Terjerat Pesona Istri Paman

Terjerat Pesona Istri Paman

Tragedi.

Tik tik tik...

Jarum jam berdenting lebih pelan, seakan sedang menghitung mundur.

Nyawanya akan melayang jika Emilio tetap memutuskan untuk meloncat dari gedung bertingkat yang berdiri menjulang di bawah kakinya.

Dalam sekali hempasan saja, semua masalah dan kalut juga keributan yang ada di otaknya akan hilang.

Desas desus tentang pelecehan dan penggelapan yang di tuduhkan kepadanya akan sirna bersama jatuhnya tubuh Emilio dari atas gedung bertingkat yang saat ini di pijak olehnya.

Namun begitu pula dengan karier debutnya yang sempat naik daun akan hilang pula bersama nama besar dan seluruh pengorbanannya di panggung hiburan akan turut lenyap.

Namun Emilio seakan tidak perduli akan hal tersebut tekadnya untuk mengakhiri hidup sudah bulat, bahkan Emilio sudah memikirkan ini sejak sebulan lamanya, tepat setelah tragedi malam itu.

Flashback to tragedy Emilio.

"Ayolah, Mil! satu gelas saja ini untuk perayaan seluruh pencapaian lu berkarir selama ini. Nama lu sudah di kenal banyak orang. Banyak job di mana mana, bahkan tender kali ini sangat menguntungkan bukan?. Dan projek film Lu yang kemarin saja sangat berhasil masa lu nggak mau ngerayain kejayaan lu sebagai pemegang tetap piala Artis Top lima tahun berturut-turut?" bujuk seorang lelaki yang cukup dekat dengan Emilio, dia adalah Dicky.

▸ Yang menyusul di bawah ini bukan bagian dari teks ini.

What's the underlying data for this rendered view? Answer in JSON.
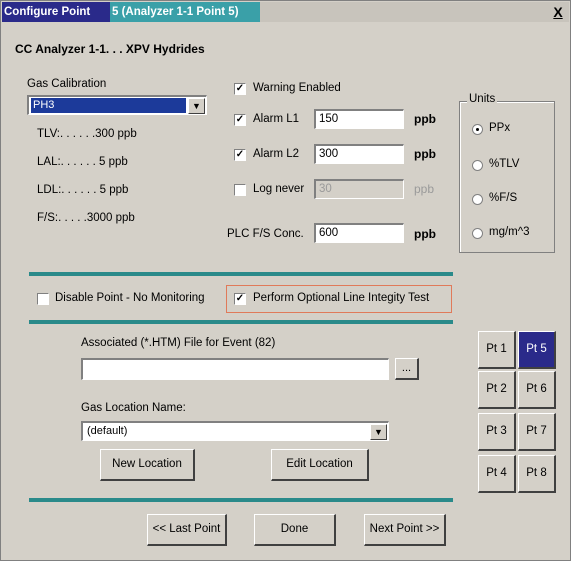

Dicky adalah teman sesama Artis Elilio, namun Dicky kerap hanya menjadi pemain pengganti dari Emilio atau kadang hanya menjadi pemegang peran kedua, oleh sebab itu Dicky jarang muncul di permukaan walau mereka debut di waktu bersamaan.

Dicky dan Emilio sudah berteman sejak lama, sejak mereka belum menjadi Artis papan atas, bahkan mereka melakukan casting bersama namun keberuntungan lebih memihak kepada Emilio.

"Tapi, Dic. Besok gue ada syuting pagi. Gue takut kebablasan, dan mempengaruhi maksimalis gue dalam berperan." Tolak Emilio.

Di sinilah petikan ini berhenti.